Episerver Find is a Cloud-based Enterprise Search solution that delivers enhanced relevance and powerful search functionality to websites. On Tuesday the 29th of October 2019 we experienced an event which impacted the functionality of the service in the EU Digital Experience Cloud region. Details of the incident are described below.
Between 2019-10-29 14:29 UTC and 2019-10-29 15:17 UTC FIND cluster EMEA01 experienced an outage.
What triggered the outage was a sudden peak in JAVA heap memory consumption. This was caused by high demand for memory, garbage collects to free memory failed continuously and nodes in the cluster became unresponsive. When this happens the cluster master evicts those nodes from the cluster and mark them as failed. The default behavior is then to re-distribute the data over the remaining nodes, this caused the memory issue to be moved to another node and the same scenario replayed itself on the other nodes until no nodes where left in the cluster.
Worth mentioning is that there is a technical limit in how much memory that can be configured in JAVA/ElasticSearch therefore these types of incidents can not be mitigated by adding additional memory.
October 29th, 2019
14:26 PM UTC - Warning alert triggered and acknowledged within 1 minute. Investigation initiated immediately on the specific alerting Find Cluster, EMEA01.
14:30 PM UTC - Series of node restarts due to high high memory utilization and garbage collect failures.
14:45 PM UTC – Critical alert triggered.
14:51 PM UTC – Full cluster restart was initiated.
14:59 PM UTC– STATUSPAGE updated.
15:17 PM UTC – Service operational and critical alert resolved.
16:03 PM UTC– INCIDENT Closed.
November 7th, 2019
16:49 UTC - Root cause identified and action plan initiated.
The cause of this incident was due to a synonym handling job suffering from a run-away scenario which resulted in resource starvation.

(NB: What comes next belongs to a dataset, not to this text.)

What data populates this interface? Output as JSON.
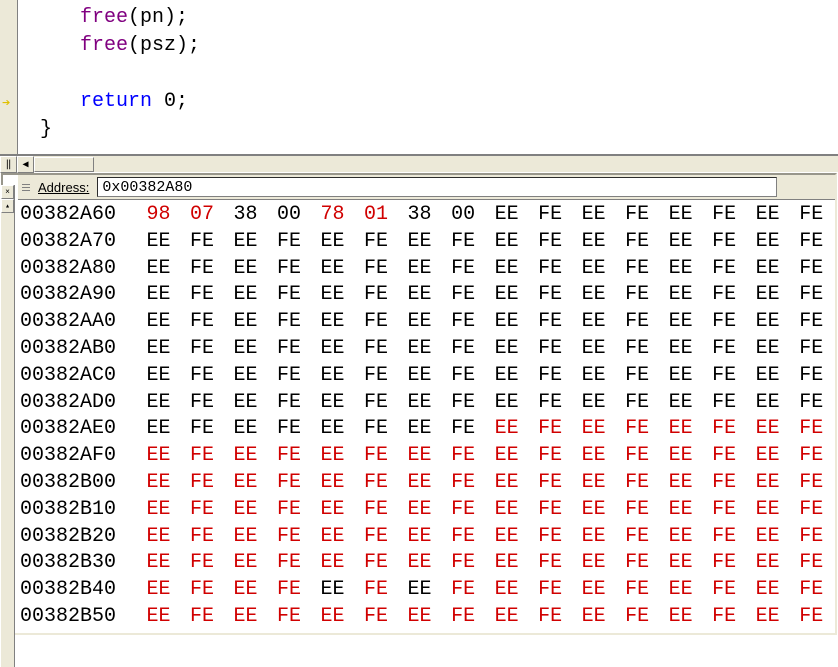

During the event, requests to this FIND cluster would have seen network timeouts (5xx-errors) or slow response times when trying to connect.
Short-term mitigation
Engineering team performed node restarts to recover service as soon as possible.
Long term mitigation
This issue has been registered as a bug.
We sincerely apologise for the impact to affected customers. Customer experience is of high priority for us, and we have a strong commitment to delivering high availability for our services. We will do everything we can to learn from the event to avoid a recurrence in the future.